To begin with, let $\gamma_n q_n$ be a sequence in $\Gamma Q_1$ ($\gamma_n \in \Gamma$ and $q_n\in Q_1$) converging to $h\in G$. Consider $\gamma_n q_n e_1=\gamma_n e_1$. We can conclude from here that the first column of $\gamma_n$ with stabilize at some point. But I don't know how to proceed from here. Any other approaches will also be appreciated!
Let $\pi$ be the projection $G\to G/Q_1$.
Then $\Gamma Q_1$ is closed in $G$ iff the orbit $\Gamma\pi(1)$ is closed in $G/Q_1$. Now observe that the map $g\mapsto ge_1$ induces an identification of $G/Q_1$ with $\mathbf{R}^3\smallsetminus\{0\}$, and in this identification, $\pi(1)=e_1$. Now we see that the orbit of $e_1$ is the set of primitive elements in $\mathbf{Z}^3$, which is obviously closed. This proves the result.

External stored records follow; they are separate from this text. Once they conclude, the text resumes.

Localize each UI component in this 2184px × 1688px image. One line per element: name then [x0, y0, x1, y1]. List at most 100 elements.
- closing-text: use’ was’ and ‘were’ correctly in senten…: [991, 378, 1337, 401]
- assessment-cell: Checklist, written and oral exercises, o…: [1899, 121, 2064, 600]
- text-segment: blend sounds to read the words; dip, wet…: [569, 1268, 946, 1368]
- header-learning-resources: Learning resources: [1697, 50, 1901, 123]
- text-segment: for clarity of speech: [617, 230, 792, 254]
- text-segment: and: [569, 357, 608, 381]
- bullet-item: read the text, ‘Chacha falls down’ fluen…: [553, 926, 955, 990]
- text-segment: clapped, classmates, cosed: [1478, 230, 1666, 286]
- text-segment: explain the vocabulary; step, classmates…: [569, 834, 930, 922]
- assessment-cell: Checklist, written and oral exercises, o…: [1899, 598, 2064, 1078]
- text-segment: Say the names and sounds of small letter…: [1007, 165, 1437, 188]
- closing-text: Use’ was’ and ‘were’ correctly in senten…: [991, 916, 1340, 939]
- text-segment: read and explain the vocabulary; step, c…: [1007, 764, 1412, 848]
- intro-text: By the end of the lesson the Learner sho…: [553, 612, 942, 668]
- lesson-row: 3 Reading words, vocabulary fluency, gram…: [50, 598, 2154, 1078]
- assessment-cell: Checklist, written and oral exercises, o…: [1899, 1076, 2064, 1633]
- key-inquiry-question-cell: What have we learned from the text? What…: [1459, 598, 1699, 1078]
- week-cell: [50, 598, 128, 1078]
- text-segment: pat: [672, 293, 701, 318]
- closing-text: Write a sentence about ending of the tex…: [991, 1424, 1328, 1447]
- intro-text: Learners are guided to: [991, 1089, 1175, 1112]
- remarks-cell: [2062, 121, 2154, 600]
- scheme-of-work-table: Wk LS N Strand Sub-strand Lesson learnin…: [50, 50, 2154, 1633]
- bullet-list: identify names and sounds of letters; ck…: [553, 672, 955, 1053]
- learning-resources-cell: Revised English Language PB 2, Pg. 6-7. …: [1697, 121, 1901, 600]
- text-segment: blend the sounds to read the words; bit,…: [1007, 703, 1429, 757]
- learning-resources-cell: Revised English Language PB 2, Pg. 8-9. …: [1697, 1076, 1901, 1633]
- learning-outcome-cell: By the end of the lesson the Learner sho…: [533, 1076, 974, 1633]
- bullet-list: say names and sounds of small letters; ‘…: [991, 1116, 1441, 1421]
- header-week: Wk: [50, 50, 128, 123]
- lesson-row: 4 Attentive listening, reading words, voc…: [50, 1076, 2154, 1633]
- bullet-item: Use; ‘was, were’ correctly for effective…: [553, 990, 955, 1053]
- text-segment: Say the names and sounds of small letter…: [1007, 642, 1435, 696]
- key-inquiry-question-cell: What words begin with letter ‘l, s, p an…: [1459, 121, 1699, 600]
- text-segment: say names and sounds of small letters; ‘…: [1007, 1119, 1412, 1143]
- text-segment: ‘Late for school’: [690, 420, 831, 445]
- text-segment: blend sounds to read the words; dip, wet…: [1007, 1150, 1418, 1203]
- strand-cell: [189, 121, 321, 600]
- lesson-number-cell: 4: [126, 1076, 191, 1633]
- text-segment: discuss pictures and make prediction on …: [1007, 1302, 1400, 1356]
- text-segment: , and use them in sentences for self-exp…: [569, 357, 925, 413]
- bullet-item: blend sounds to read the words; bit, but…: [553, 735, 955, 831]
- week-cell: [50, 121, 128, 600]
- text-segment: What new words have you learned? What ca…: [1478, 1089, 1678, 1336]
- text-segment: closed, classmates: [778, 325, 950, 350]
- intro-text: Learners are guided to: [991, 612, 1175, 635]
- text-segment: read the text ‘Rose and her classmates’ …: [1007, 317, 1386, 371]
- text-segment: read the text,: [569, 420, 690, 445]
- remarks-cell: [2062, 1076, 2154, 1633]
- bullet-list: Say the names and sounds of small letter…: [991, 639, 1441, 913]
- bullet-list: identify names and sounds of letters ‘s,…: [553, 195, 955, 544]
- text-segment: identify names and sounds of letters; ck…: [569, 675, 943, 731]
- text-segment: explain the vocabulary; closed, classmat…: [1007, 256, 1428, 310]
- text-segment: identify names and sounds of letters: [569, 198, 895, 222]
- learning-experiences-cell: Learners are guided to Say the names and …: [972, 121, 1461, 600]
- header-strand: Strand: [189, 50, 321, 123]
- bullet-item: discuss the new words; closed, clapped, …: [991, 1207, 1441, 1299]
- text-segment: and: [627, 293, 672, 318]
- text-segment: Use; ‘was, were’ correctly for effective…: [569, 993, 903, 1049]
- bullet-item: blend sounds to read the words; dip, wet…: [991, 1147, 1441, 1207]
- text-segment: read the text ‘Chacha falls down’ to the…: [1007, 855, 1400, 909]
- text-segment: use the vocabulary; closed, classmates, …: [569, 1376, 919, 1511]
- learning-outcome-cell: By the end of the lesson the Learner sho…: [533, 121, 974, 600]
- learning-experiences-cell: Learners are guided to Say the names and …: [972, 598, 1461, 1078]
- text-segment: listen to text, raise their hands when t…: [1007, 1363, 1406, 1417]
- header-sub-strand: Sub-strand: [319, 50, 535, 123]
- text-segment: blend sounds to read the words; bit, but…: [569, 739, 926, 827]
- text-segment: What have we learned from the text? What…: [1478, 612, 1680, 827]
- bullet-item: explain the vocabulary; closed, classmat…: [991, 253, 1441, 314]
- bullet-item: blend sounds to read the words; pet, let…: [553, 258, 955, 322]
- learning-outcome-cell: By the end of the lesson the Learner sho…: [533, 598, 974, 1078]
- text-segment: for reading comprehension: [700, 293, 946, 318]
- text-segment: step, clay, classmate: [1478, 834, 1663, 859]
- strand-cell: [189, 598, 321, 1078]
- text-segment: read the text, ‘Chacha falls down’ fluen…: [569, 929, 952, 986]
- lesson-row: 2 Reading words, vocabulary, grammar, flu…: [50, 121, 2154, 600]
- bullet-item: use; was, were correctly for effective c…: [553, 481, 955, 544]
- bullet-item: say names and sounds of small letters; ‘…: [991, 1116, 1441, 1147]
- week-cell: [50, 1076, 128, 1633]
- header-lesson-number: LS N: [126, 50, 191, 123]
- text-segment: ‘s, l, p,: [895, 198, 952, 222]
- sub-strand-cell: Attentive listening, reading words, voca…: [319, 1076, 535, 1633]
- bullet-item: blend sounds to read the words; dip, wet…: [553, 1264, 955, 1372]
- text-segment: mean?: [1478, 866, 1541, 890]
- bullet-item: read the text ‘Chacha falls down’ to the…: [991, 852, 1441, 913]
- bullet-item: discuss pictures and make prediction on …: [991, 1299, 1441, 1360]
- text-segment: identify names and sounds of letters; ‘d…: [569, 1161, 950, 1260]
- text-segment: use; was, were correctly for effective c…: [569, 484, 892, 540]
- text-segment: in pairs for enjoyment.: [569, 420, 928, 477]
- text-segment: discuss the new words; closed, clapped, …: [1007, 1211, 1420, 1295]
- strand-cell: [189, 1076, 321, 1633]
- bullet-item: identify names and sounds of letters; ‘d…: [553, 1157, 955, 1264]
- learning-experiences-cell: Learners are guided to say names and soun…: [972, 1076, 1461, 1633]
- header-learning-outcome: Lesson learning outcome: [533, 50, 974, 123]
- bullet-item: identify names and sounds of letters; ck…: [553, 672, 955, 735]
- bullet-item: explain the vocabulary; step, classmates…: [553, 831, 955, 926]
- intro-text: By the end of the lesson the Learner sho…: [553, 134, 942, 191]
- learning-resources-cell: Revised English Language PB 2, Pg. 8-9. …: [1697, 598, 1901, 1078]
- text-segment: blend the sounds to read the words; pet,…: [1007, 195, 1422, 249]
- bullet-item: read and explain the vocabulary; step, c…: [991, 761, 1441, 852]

Now this can be translated to a more pedestrian proof. Let $g_n=\gamma_nq_n$ converge to $h$. Then $\gamma_ne_1=\gamma_nq_ne_1$ tends to $he_1$. Since $\gamma_ne_1$ converges and also belongs to the closed discrete subset $\mathbf{Z}^3$, we deduce that for $n$ large enough (as we now assume), it is constant, say equal to $\gamma e_1$ for some given $\gamma$. So $\gamma_ne_1=\gamma e_1$, which implies $\gamma^{-1}\gamma_n\in Q_1$, that is, $\gamma_n=\gamma q'_n$. So $\gamma^{-1}g_n=q'_nq_n$ converges, say to $q\in Q_1$. Thus $g_n$ converges to $\gamma q$, and hence $h=\gamma q\in \Gamma Q_1$.